Be quiet about it, but Gulf Airlines has resumed operations.

Some of the largest airlines in the world are based in the Middle East, but the Iranian conflict has disrupted their networks. Recently, Iranian missile and drone attacks have occasionally closed airports and changed traffic routes throughout the Gulf.

According to data from Flightradar24.com, the total number of flights operated by major Gulf airlines has now reached about 82% of what it was on February 27, the day before the conflict began. Recently, Gulf Air and Kuwait Airways have surpassed 100% of that level.

The three largest airlines, Emirates, Qatar Airways, and Etihad, are either above or close to 90% of their pre-war levels.

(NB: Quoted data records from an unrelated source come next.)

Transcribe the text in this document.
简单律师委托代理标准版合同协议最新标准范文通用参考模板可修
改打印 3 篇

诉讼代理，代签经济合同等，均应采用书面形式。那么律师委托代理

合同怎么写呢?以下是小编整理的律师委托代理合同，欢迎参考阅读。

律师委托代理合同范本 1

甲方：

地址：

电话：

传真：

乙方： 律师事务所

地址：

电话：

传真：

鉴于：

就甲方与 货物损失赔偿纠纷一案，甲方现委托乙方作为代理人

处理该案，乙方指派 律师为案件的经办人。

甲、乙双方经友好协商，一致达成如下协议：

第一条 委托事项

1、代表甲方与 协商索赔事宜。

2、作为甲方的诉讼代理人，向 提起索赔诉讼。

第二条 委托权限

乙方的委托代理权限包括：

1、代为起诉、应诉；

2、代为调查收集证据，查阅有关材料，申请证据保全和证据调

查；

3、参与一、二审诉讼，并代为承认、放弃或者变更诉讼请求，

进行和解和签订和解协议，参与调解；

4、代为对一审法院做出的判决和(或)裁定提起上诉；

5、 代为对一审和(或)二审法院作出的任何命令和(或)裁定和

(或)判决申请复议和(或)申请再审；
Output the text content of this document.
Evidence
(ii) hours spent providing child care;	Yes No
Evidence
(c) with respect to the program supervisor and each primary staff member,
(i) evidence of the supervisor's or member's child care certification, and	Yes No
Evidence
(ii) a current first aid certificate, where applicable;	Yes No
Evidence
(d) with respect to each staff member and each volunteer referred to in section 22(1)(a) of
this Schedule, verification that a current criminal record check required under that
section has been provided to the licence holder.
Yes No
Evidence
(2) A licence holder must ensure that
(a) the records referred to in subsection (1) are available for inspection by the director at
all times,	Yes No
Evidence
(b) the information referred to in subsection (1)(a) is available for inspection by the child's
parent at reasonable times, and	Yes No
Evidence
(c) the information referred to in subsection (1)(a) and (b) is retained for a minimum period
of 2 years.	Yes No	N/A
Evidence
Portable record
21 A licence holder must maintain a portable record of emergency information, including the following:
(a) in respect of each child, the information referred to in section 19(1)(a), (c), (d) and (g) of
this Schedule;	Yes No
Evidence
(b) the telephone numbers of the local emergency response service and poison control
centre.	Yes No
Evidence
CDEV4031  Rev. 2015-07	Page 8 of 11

A month ago, Etihad and Qatar Airways were as low as 40–50%. Emirates has remained higher for a longer period of time since it has made significant investments to maintain flights.

Gulf Airlines may have a lot better future after the United States and Iran signed an interim agreement on Wednesday to put an end to the almost four-month confrontation. They are scheduled to discuss implementing the ceasefire accord on Friday.

According to James Halstead, managing partner at Aviation Strategy, the end of hostilities would result in the reopening of the area’s airspace, enabling regional carriers to fully resume operations. “If it gets back to normal, I just see them acting normally and coming back in full force,” Halstead stated.

SAFETY ISSUES

Drone attacks during the Iranian conflict have frequently caused flights headed for the Gulf to detour, limiting routes to a few safe aviation corridors and creating safety concerns for both passengers and crew.

With numerous warnings still in effect, European and Asian airlines have mostly stopped operating flights to the area. However, Australia eased its travel restrictions for a number of Middle Eastern nations this week, which is good news for the transit hub.

Because of the dangers connected to the conflict, the European Union Aviation Safety Agency (EASA) has maintained its warning against flying to the area.

EASA informed Reuters that it will reevaluate its conflict-zone alert for the area, which is in effect until June 24, taking into account the most recent developments. However, it warned it was still “too early to determine whether the observed de-escalation will result in a sustained reduction of risks to civil aviation.”

FALLOUT GOES FAR BEYOND GULF

With significant investments in hotels, airports, and events, the oil-rich Gulf area has been working hard recently to strengthen its position as a worldwide transportation hub and travel destination. The Gulf economies should benefit from the full reopening of the skies.

Last week, Emirates CEO Tim Clark told Reuters that the airline would concentrate on assuring passengers about dependability and safety. According to Flightradar24.com statistics, the carrier located in Dubai is operating at 86% of its pre-conflict flight volume.

From July through December, Etihad is providing free medical travel insurance to guests visiting Abu Dhabi.

Kuwait Airways and Qatar Airways had reached 86% and 87% of their February levels, respectively, while Gulf Air and Etihad had reached 93%. Air Arabia and Flydubai have reduced their flight volumes to 75% and 57% of their pre-war levels, respectively.

The conflict’s aftermath has spread well beyond the Gulf.

Schedules in Europe and Asia have been interrupted, airlines have warehoused jets and conducted long “flights to nowhere” to reposition aircraft, and carriers without oil hedges have been pressed by skyrocketing jet fuel prices that are now declining.

Due to the Iran war, the International Air Transport Association, which represents over 370 airlines and accounts for around 85% of all air travel worldwide, nearly decreased its prior 2026 profit prediction for the sector this month. It now projects a combined net profit of $23 billion, which is significantly less than the earlier estimate of around $41 billion and $45 billion in 2025.